クラスのあちこちから声が上がった。 「そんなの絶対イヤ!」 「でも五人助かるんでしょ?」 「くじって…運が悪いってだけで死ぬの?」


その日は一日中、その話が頭から離れなかった。


ーーー


放課後、タケルとアスは帰り道の神社の石段に座り込んでいた。


「ぼく、なんかモヤモヤする。
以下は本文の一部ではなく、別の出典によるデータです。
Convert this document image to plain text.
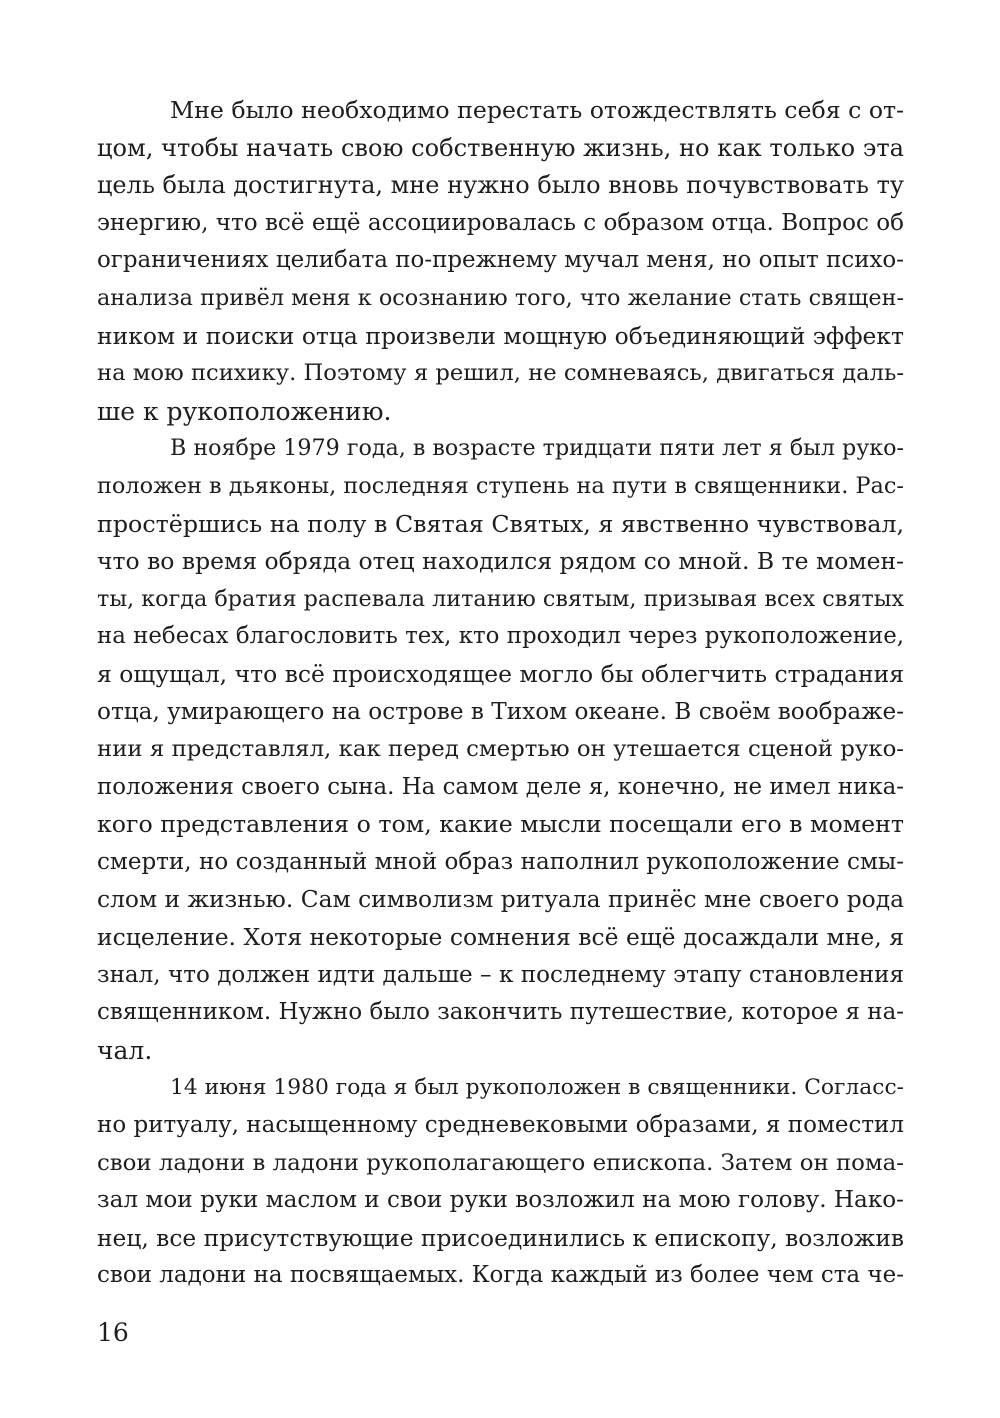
Мне было необходимо перестать отождествлять себя с от-
цом, чтобы начать свою собственную жизнь, но как только эта
цель была достигнута, мне нужно было вновь почувствовать ту
энергию, что всё ещё ассоциировалась с образом отца. Вопрос об
ограничениях целибата по-прежнему мучал меня, но опыт психо-
анализа привёл меня к осознанию того, что желание стать священ-
ником и поиски отца произвели мощную объединяющий эффект
на мою психику. Поэтому я решил, не сомневаясь, двигаться даль-
ше к рукоположению.
В ноябре 1979 года, в возрасте тридцати пяти лет я был руко-
положен в дьяконы, последняя ступень на пути в священники. Рас-
простёршись на полу в Святая Святых, я явственно чувствовал,
что во время обряда отец находился рядом со мной. В те момен-
ты, когда братия распевала литанию святым, призывая всех святых
на небесах благословить тех, кто проходил через рукоположение,
я ощущал, что всё происходящее могло бы облегчить страдания
отца, умирающего на острове в Тихом океане. В своём воображе-
нии я представлял, как перед смертью он утешается сценой руко-
положения своего сына. На самом деле я, конечно, не имел ника-
кого представления о том, какие мысли посещали его в момент
смерти, но созданный мной образ наполнил рукоположение смы-
слом и жизнью. Сам символизм ритуала принёс мне своего рода
исцеление. Хотя некоторые сомнения всё ещё досаждали мне, я
знал, что должен идти дальше – к последнему этапу становления
священником. Нужно было закончить путешествие, которое я на-
чал.
14 июня 1980 года я был рукоположен в священники. Согласс-
но ритуалу, насыщенному средневековыми образами, я поместил
свои ладони в ладони рукополагающего епископа. Затем он пома-
зал мои руки маслом и свои руки возложил на мою голову. Нако-
нец, все присутствующие присоединились к епископу, возложив
свои ладони на посвящаемых. Когда каждый из более чем ста че-
16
助けるって、そんなふうに決めていいことなのかな…」


アスは空を見上げたまま言った。 「たすけるって、いいことに見えるけど、ほんとうに“正しい”ってこととはちがうのかもね」


「でも五人が生きられるなら…」 「じゃあ、五百人のためなら? 五万人のためなら? 数をふやせば、正しくなる?」


タケルは答えられなかった。


ーーー


その夜、タケルは不思議な夢を見た。


白い部屋。壁には「臓器くじセンター」と書かれている。 大人も子どもも、静かに列に並んでいた。
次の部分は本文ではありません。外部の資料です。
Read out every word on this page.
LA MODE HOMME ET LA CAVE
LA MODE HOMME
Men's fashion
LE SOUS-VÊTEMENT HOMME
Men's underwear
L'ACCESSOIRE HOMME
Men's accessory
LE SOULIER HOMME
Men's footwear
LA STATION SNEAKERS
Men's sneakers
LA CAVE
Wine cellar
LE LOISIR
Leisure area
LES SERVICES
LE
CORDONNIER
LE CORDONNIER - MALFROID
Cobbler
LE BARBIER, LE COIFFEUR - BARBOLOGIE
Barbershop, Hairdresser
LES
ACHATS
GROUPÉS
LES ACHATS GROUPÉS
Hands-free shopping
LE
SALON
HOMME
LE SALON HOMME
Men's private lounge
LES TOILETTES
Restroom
「つぎの当選者は、たけるさん。あなたの肺で、三人が助かります」


前に立っていた人がふり返って言った。 「だれかを助けるって、ほんとうはきれいなことばだけど、自分がいなくなっていいって話とは、ちがうんだよ」


タケルはふるえていた。


ーーー


目がさめると、まだ外は暗かった。 ふとんの中、タケルは自分の胸に手を当ててみた。 どくん、どくんと動いている心臓。


朝、アスに会うと、タケルは夢の話をした。


「怖かったよ。でも…そのとき、自分の心臓が“自分のもの”って、はじめて思った」


アスはうなずいて言った。 「だれかのために何かをするのって、ほんとうは“えらいこと”じゃなくて、“こわいこと”だと思う」


「正しいことって、こわいこと?」 「うん。間違えたときに気づかないくらい、まっすぐな顔してるから」


二人はしばらく無言で歩いた。


そしてタケルは、ぽつりと言った。 「ぼく、自分の体も心も、使いきりたい。誰かにあげるんじゃなくて、最後まで自分で使いたい」


アスはにっこり笑って言った。 「それ、いちばんいい“使い道”かもね」

「臓器くじ」は、ほんとうにある“思考実験”をもとにしたお話です。

ある人を助けるために、別の誰かを犠牲にしてもいいのか?

その「別の誰か」が、自分だったら? 友だちだったら? 見ず知らずの人だったら?


人はみんな、「助けたい」と思うし、「助かりたい」とも思う。

でもその「やさしさ」は、どこまで通じるんだろう。

そして、「選ぶ」ってことの重さは、きっとぼくたちが思ってるよりも、ずっと深い。


アスが言っていたように、きれいな理屈だけじゃ、ほんとうのことは見えないのかもしれない。

でも、それでも考え続けることが、「生きてる」ってことなのかもしれない。